Use of LIPITOR for this indication is supported by evidence from [see Dosage and Administration (2.2), Adverse Reactions (6.1), Clinical Pharmacology (12.3), and Clinical Studies (14.6)]:

  • A placebo-controlled clinical trial of 6 months duration in 187 boys and postmenarchal girls, 10 years to 17 years of age. Patients treated with 10 mg or 20 mg daily LIPITOR had an adverse reaction profile generally similar to that of patients treated with placebo. In this limited controlled study, there was no significant effect on growth or sexual maturation in boys or on menstrual cycle length in girls.
  • A three year open-label uncontrolled trial that included 163 pediatric patients 10 to 15 years of age with HeFH who were titrated to achieve a target LDL-C <130 mg/dL. The safety and efficacy of LIPITOR in lowering LDL-C appeared generally consistent with that observed for adult patients, despite limitations of the uncontrolled study design.

Advise postmenarchal girls of contraception recommendations, if appropriate for the patient [see Use in Specific Populations (8.1), (8.3)].

The long-term efficacy of LIPITOR therapy initiated in childhood to reduce morbidity and mortality in adulthood has not been established.

The safety and efficacy of LIPITOR have not been established in pediatric patients younger than 10 years of age with HeFH.

Homozygous Familial Hypercholesterolemia (HoFH)

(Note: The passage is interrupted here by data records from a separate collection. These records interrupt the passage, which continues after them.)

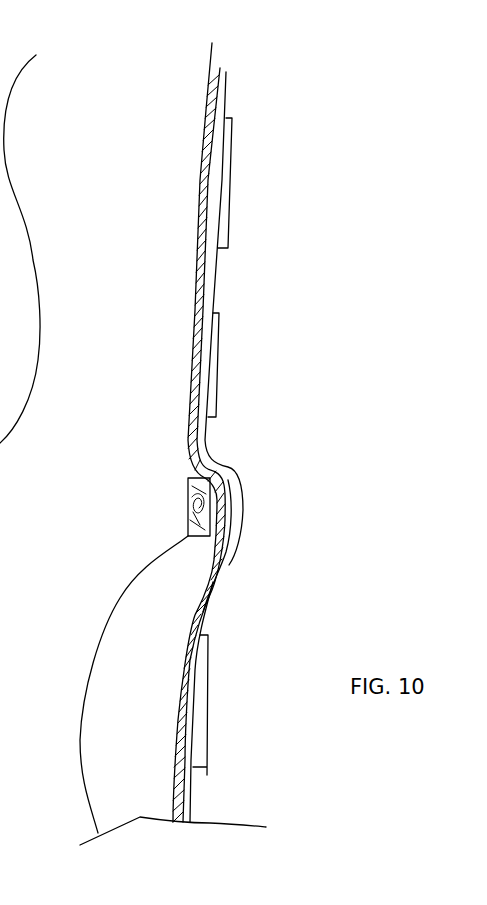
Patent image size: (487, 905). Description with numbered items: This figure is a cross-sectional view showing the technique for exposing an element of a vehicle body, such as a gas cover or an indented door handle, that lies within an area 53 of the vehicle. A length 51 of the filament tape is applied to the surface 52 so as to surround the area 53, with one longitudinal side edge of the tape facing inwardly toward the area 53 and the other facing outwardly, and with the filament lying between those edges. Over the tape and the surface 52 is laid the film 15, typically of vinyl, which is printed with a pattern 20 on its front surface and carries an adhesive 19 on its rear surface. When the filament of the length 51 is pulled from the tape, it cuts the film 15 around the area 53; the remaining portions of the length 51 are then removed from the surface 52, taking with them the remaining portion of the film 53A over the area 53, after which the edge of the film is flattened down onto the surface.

The film 15 is at (220, 460).
The adhesive 19 is at (222, 492).
The pattern 20 is at (215, 368).
The length of the tape 51 is at (0, 443).
The surface 52 is at (194, 346).
The area 53 is at (86, 683).
The remaining portion of the film 53A is at (211, 584).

Clinical efficacy of LIPITOR with dosages up to 80 mg/day for 1 year was evaluated in an uncontrolled study of patients with HoFH including 8 pediatric patients [see Clinical Studies (14.5)].

Geriatric Use

  • Of the 39,828 patients who received LIPITOR in clinical studies, 15,813 (40%) were ≥65 years old and 2,800 (7%) were ≥75 years old. No overall differences in safety or effectiveness were observed between these subjects and younger subjects, and other reported clinical experience has not identified differences in responses between the elderly and younger patients, but greater sensitivity of some older adults cannot be ruled out. Since advanced age (≥65 years) is a predisposing factor for myopathy, LIPITOR should be prescribed with caution in the elderly.

Hepatic Impairment

  • Lipitor is contraindicated in patients with active liver disease which may include unexplained persistent elevations in hepatic transaminase levels [see Contraindications (4) and Clinical Pharmacology (12.3)].

Reference

  1. LIPITOR Product Document [all data referenced to the LPD have to be: a) reviewed and adapted according to the country-specific regulation; b) referenced with and in accordance to the local LIPITOR prescribing information].